Oz & Sheila: There are both positive and negative differences between a food truck and a conventional restaurant. On the positive side, food trucks can get exposed to high traffic locations without the high cost by going to large events, or getting a license in a downtown location. There is less start-up commitment for food trucks, and often (but not always) less start-up investment. On the negative side, food trucks are much more seasonal than restaurants and sales can be greatly affected by unpredictable weather. The market can also be unpredictable for food trucks, as you may find that at one event/location your product and pricing is well suited to the market, and at another it is not. Food trucks also face many limitations to production and sales due to space restrictions and must optimize the space available.
Where Do You See the Industry Going in the Next Few Years?

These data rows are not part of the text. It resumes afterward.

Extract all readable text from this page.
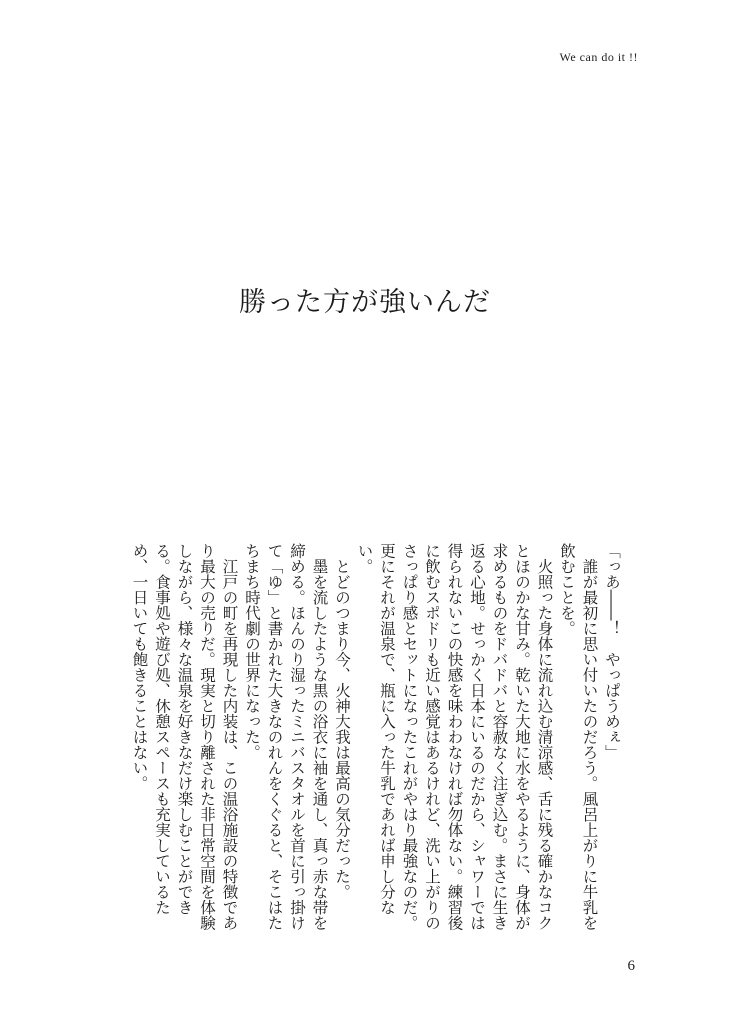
We can do it !!
勝った方が強いんだ

「っあ――！　やっぱうめぇ」

　誰が最初に思い付いたのだろう。風呂上がりに牛乳を飲むことを。

　火照った身体に流れ込む清涼感、舌に残る確かなコクとほのかな甘み。乾いた大地に水をやるように、身体が求めるものをドバドバと容赦なく注ぎ込む。まさに生き返る心地。せっかく日本にいるのだから、シャワーでは得られないこの快感を味わわなければ勿体ない。練習後に飲むスポドリも近い感覚はあるけれど、洗い上がりのさっぱり感とセットになったこれがやはり最強なのだ。更にそれが温泉で、瓶に入った牛乳であれば申し分ない。

　とどのつまり今、火神大我は最高の気分だった。

　墨を流したような黒の浴衣に袖を通し、真っ赤な帯を締める。ほんのり湿ったミニバスタオルを首に引っ掛けて「ゆ」と書かれた大きなのれんをくぐると、そこはたちまち時代劇の世界になった。

　江戸の町を再現した内装は、この温浴施設の特徴であり最大の売りだ。現実と切り離された非日常空間を体験しながら、様々な温泉を好きなだけ楽しむことができる。食事処や遊び処、休憩スペースも充実しているため、一日いても飽きることはない。

6
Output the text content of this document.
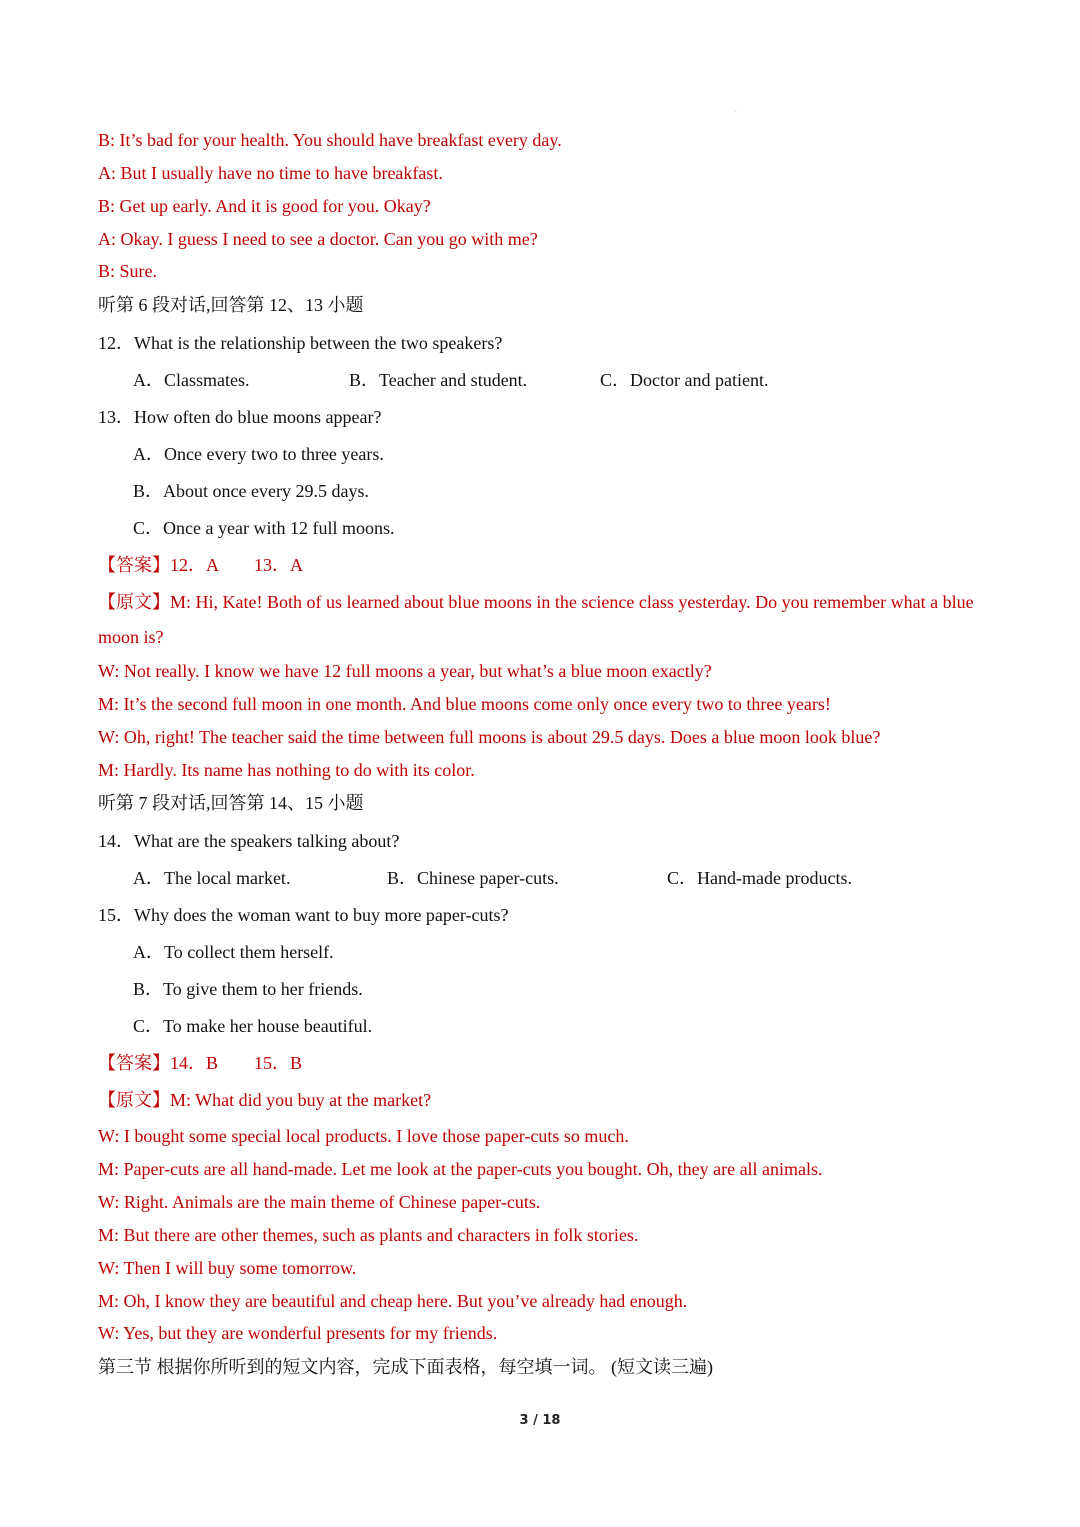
.
B: It’s bad for your health. You should have breakfast every day.
A: But I usually have no time to have breakfast.
B: Get up early. And it is good for you. Okay?
A: Okay. I guess I need to see a doctor. Can you go with me?
B: Sure.
听第 6 段对话,回答第 12、13 小题
12．What is the relationship between the two speakers?
A．Classmates.	B．Teacher and student.	C．Doctor and patient.
13．How often do blue moons appear?
A．Once every two to three years.
B．About once every 29.5 days.
C．Once a year with 12 full moons.
【答案】12．A　　13．A
【原文】M: Hi, Kate! Both of us learned about blue moons in the science class yesterday. Do you remember what a blue moon is?
W: Not really. I know we have 12 full moons a year, but what’s a blue moon exactly?
M: It’s the second full moon in one month. And blue moons come only once every two to three years!
W: Oh, right! The teacher said the time between full moons is about 29.5 days. Does a blue moon look blue?
M: Hardly. Its name has nothing to do with its color.
听第 7 段对话,回答第 14、15 小题
14．What are the speakers talking about?
A．The local market.	B．Chinese paper-cuts.	C．Hand-made products.
15．Why does the woman want to buy more paper-cuts?
A．To collect them herself.
B．To give them to her friends.
C．To make her house beautiful.
【答案】14．B　　15．B
【原文】M: What did you buy at the market?
W: I bought some special local products. I love those paper-cuts so much.
M: Paper-cuts are all hand-made. Let me look at the paper-cuts you bought. Oh, they are all animals.
W: Right. Animals are the main theme of Chinese paper-cuts.
M: But there are other themes, such as plants and characters in folk stories.
W: Then I will buy some tomorrow.
M: Oh, I know they are beautiful and cheap here. But you’ve already had enough.
W: Yes, but they are wonderful presents for my friends.
第三节 根据你所听到的短文内容，完成下面表格，每空填一词。 (短文读三遍)
3 / 18
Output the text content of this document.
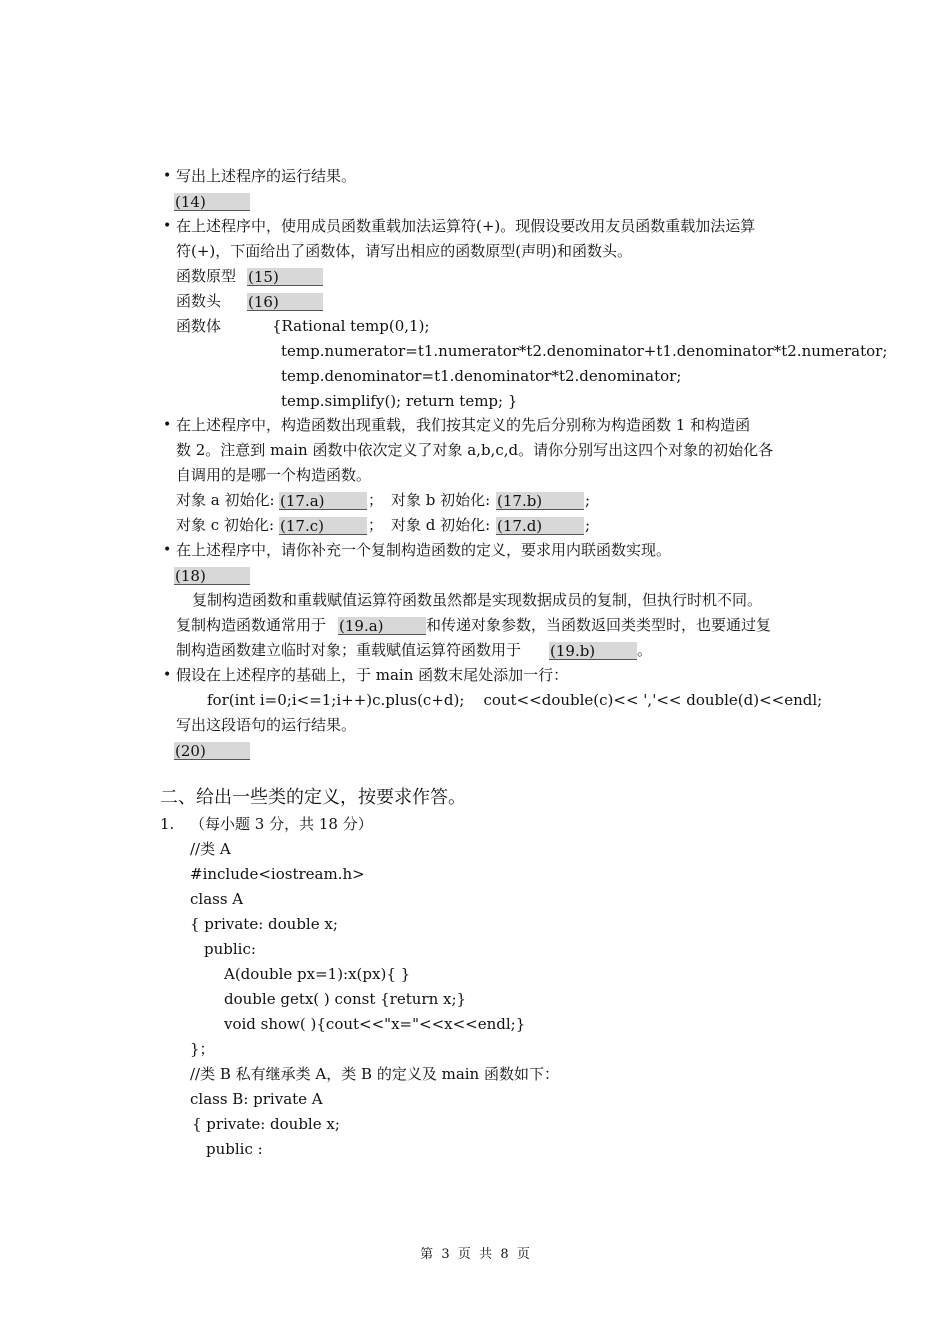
• 写出上述程序的运行结果。
(14)
• 在上述程序中，使用成员函数重载加法运算符(+)。现假设要改用友员函数重载加法运算
符(+)，下面给出了函数体，请写出相应的函数原型(声明)和函数头。
函数原型 (15)
函数头 (16)
函数体	{Rational temp(0,1);
temp.numerator=t1.numerator*t2.denominator+t1.denominator*t2.numerator;
temp.denominator=t1.denominator*t2.denominator;
temp.simplify(); return temp; }
• 在上述程序中，构造函数出现重载，我们按其定义的先后分别称为构造函数 1 和构造函
数 2。注意到 main 函数中依次定义了对象 a,b,c,d。请你分别写出这四个对象的初始化各
自调用的是哪一个构造函数。
对象 a 初始化: (17.a)	； 对象 b 初始化: (17.b)	;
对象 c 初始化: (17.c)	； 对象 d 初始化: (17.d)	;
• 在上述程序中，请你补充一个复制构造函数的定义，要求用内联函数实现。
(18)
复制构造函数和重载赋值运算符函数虽然都是实现数据成员的复制，但执行时机不同。
复制构造函数通常用于 (19.a)	和传递对象参数，当函数返回类类型时，也要通过复
制构造函数建立临时对象；重载赋值运算符函数用于 (19.b)	。
• 假设在上述程序的基础上，于 main 函数末尾处添加一行：
for(int i=0;i<=1;i++)c.plus(c+d);    cout<<double(c)<< ','<< double(d)<<endl;
写出这段语句的运行结果。
(20)
二、给出一些类的定义，按要求作答。
1. （每小题 3 分，共 18 分）
//类 A
#include<iostream.h>
class A
{ private: double x;
public:
A(double px=1):x(px){ }
double getx( ) const {return x;}
void show( ){cout<<"x="<<x<<endl;}
}；
//类 B 私有继承类 A，类 B 的定义及 main 函数如下：
class B: private A
{ private: double x;
public :
第  3  页  共  8  页
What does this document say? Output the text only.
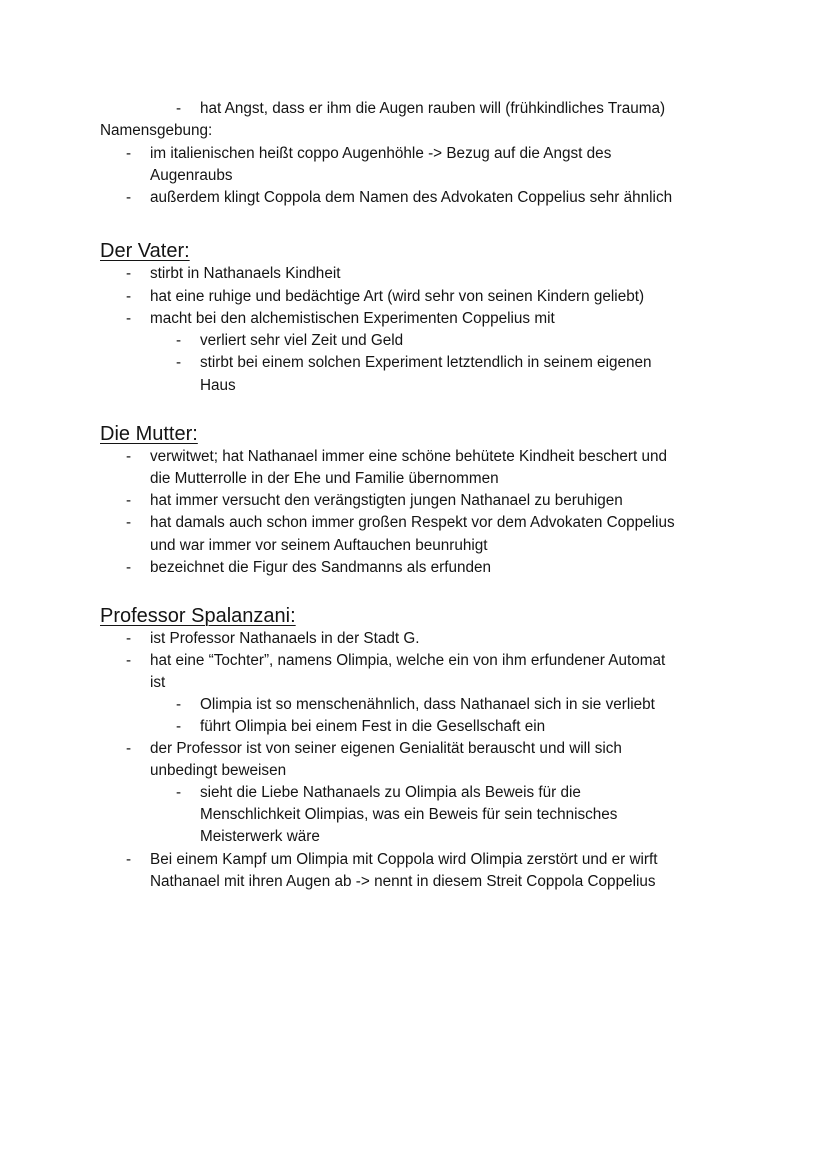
- hat Angst, dass er ihm die Augen rauben will (frühkindliches Trauma)
Namensgebung:
- im italienischen heißt coppo Augenhöhle -> Bezug auf die Angst des
Augenraubs
- außerdem klingt Coppola dem Namen des Advokaten Coppelius sehr ähnlich
Der Vater:
- stirbt in Nathanaels Kindheit
- hat eine ruhige und bedächtige Art (wird sehr von seinen Kindern geliebt)
- macht bei den alchemistischen Experimenten Coppelius mit
- verliert sehr viel Zeit und Geld
- stirbt bei einem solchen Experiment letztendlich in seinem eigenen
Haus
Die Mutter:
- verwitwet; hat Nathanael immer eine schöne behütete Kindheit beschert und
die Mutterrolle in der Ehe und Familie übernommen
- hat immer versucht den verängstigten jungen Nathanael zu beruhigen
- hat damals auch schon immer großen Respekt vor dem Advokaten Coppelius
und war immer vor seinem Auftauchen beunruhigt
- bezeichnet die Figur des Sandmanns als erfunden
Professor Spalanzani:
- ist Professor Nathanaels in der Stadt G.
- hat eine “Tochter”, namens Olimpia, welche ein von ihm erfundener Automat
ist
- Olimpia ist so menschenähnlich, dass Nathanael sich in sie verliebt
- führt Olimpia bei einem Fest in die Gesellschaft ein
- der Professor ist von seiner eigenen Genialität berauscht und will sich
unbedingt beweisen
- sieht die Liebe Nathanaels zu Olimpia als Beweis für die
Menschlichkeit Olimpias, was ein Beweis für sein technisches
Meisterwerk wäre
- Bei einem Kampf um Olimpia mit Coppola wird Olimpia zerstört und er wirft
Nathanael mit ihren Augen ab -> nennt in diesem Streit Coppola Coppelius
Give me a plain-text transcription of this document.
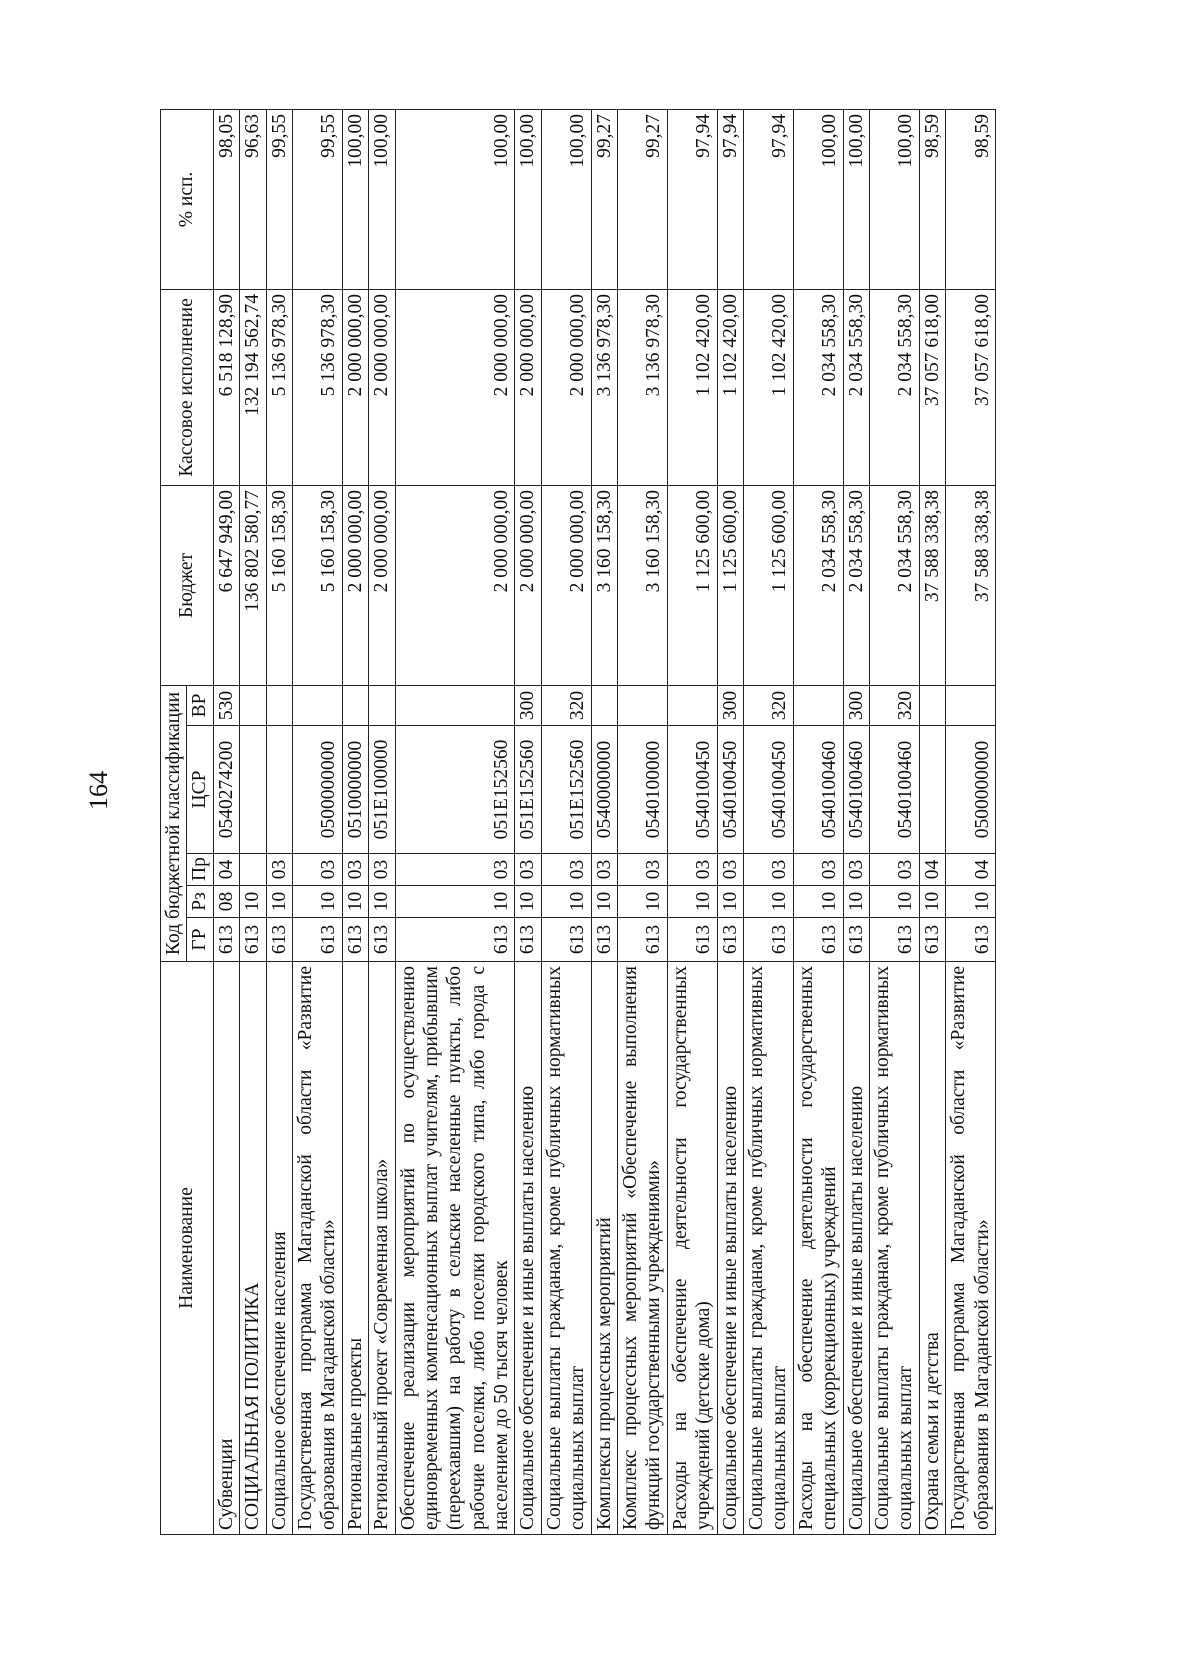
164
Наименование	Код бюджетной классификации					Бюджет	Кассовое исполнение	% исп.
	ГР	Рз	Пр	ЦСР	ВР			
Субвенции	613	08	04	0540274200	530	6 647 949,00	6 518 128,90	98,05
СОЦИАЛЬНАЯ ПОЛИТИКА	613	10				136 802 580,77	132 194 562,74	96,63
Социальное обеспечение населения	613	10	03			5 160 158,30	5 136 978,30	99,55
Государственная программа Магаданской области «Развитие образования в Магаданской области»	613	10	03	0500000000		5 160 158,30	5 136 978,30	99,55
Региональные проекты	613	10	03	0510000000		2 000 000,00	2 000 000,00	100,00
Региональный проект «Современная школа»	613	10	03	051E100000		2 000 000,00	2 000 000,00	100,00
Обеспечение реализации мероприятий по осуществлению единовременных компенсационных выплат учителям, прибывшим (переехавшим) на работу в сельские населенные пункты, либо рабочие поселки, либо поселки городского типа, либо города с населением до 50 тысяч человек	613	10	03	051E152560		2 000 000,00	2 000 000,00	100,00
Социальное обеспечение и иные выплаты населению	613	10	03	051E152560	300	2 000 000,00	2 000 000,00	100,00
Социальные выплаты гражданам, кроме публичных нормативных социальных выплат	613	10	03	051E152560	320	2 000 000,00	2 000 000,00	100,00
Комплексы процессных мероприятий	613	10	03	0540000000		3 160 158,30	3 136 978,30	99,27
Комплекс процессных мероприятий «Обеспечение выполнения функций государственными учреждениями»	613	10	03	0540100000		3 160 158,30	3 136 978,30	99,27
Расходы на обеспечение деятельности государственных учреждений (детские дома)	613	10	03	0540100450		1 125 600,00	1 102 420,00	97,94
Социальное обеспечение и иные выплаты населению	613	10	03	0540100450	300	1 125 600,00	1 102 420,00	97,94
Социальные выплаты гражданам, кроме публичных нормативных социальных выплат	613	10	03	0540100450	320	1 125 600,00	1 102 420,00	97,94
Расходы на обеспечение деятельности государственных специальных (коррекционных) учреждений	613	10	03	0540100460		2 034 558,30	2 034 558,30	100,00
Социальное обеспечение и иные выплаты населению	613	10	03	0540100460	300	2 034 558,30	2 034 558,30	100,00
Социальные выплаты гражданам, кроме публичных нормативных социальных выплат	613	10	03	0540100460	320	2 034 558,30	2 034 558,30	100,00
Охрана семьи и детства	613	10	04			37 588 338,38	37 057 618,00	98,59
Государственная программа Магаданской области «Развитие образования в Магаданской области»	613	10	04	0500000000		37 588 338,38	37 057 618,00	98,59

Cliff: Being an optimist, I hope the city rethinks its “toe in the water” mentality. The city is growing at a rapid pace, which means there’s more people enjoying the green spaces and looking for dining options. I will use Portland again as an example, they have created a fantastic food environment which brings locals and tourists alike to areas with a great mix of food and culture, mobile and fixed locations all together. If Vancouver wants to be a fun city, food is a great way to make people smile.
Oz & Sheila: We’ve noticed consumer attitudes are demanding lower pricing in street food, while the standards and regulations expected of us remain quite high. We anticipate more restaurants and chains opening food trucks, meaning competition will remain quite high.